Die Alternative? Wenn das Team sich überschätzt hat und nicht alle Funktionalitäten in diesem Sprint bereitstellen kann, dann wirkt sich das auf die Entwicklungsgeschwindigkeit aus und damit auf die Teamgeschwindigkeit, also auf die Anzahl der Stories/Features/Tasks/Idealen Stunden/Gummibärchen/Tomaten, die das Team in einem Sprint schafft. Per Wetter von gestern geht die Überschätzung des Teams in den nächsten Sprint ein: Das Team wird sich weniger Stories/... vornehmen. Aber unabhängig davon: Was das Team auch immer produzieren wird, das soll es in Ruhe und ohne Druck machen, damit es qualitativ hochwertige Arbeit abliefern kann. Eine Arbeit, auf die das Team selbst stolz ist. Dies darf bedeuten, dass am Ende des Sprints weniger Funktionalitäten für den ProductOwner herausspringen.
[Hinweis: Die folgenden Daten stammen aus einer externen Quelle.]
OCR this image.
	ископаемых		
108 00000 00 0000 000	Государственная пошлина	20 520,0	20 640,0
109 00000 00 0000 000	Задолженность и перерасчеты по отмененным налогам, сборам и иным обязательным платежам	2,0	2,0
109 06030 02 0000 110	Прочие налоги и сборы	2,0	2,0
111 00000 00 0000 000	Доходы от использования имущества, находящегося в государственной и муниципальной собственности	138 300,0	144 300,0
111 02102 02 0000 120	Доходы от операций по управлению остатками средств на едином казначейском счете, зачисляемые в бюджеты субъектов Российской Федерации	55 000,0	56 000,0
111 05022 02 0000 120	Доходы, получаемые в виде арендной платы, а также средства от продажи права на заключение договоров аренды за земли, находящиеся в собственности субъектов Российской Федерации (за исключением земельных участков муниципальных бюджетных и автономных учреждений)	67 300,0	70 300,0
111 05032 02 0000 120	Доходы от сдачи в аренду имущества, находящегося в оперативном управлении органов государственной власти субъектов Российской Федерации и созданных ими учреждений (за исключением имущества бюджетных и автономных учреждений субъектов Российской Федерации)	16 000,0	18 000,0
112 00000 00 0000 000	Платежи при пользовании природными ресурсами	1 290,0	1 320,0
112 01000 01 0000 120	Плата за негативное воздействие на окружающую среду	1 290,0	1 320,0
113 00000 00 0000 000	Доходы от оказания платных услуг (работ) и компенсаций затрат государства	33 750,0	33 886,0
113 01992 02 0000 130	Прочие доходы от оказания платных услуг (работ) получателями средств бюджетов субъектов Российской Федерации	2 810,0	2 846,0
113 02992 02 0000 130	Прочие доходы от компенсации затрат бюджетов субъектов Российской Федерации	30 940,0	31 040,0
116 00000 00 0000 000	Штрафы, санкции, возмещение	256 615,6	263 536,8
Ist das nicht sehr unkomfortabel für den ProductOwner, wenn nun das Team nun quasi abliefern kann am Ende des Sprints, was es will? Wo bleibt die Planbarkeit? Das Ziel sollte weiterhin sein, möglichst gute Vorhersagen treffen zu können, wie viel das Team während eines Sprints schafft. Das schafft Transparenz, die nicht zuletzt dafür benutzt werden kann um nachzuschauen, in welcher Zeit wie viel vom ProductBacklog abgearbeitet sein wird. Genau das aber wird nicht erreicht durch SprintGoal-Versprechen. Bei diesen Versprechen machen alle beteiligten die Augen zu und hoffen, den Wagen schon irgendwie auf der Straße halten zu können, während er langsam in die Böschung schlingert, weil keiner gegenlenkt! Nur durch ein selbstregulierendes System bei aufrechterhaltener Qualität kann eine realistische Prognose und damit Transparenz erzielt werden: "Wetter von gestern" und das Team in Ruhe arbeiten lassen.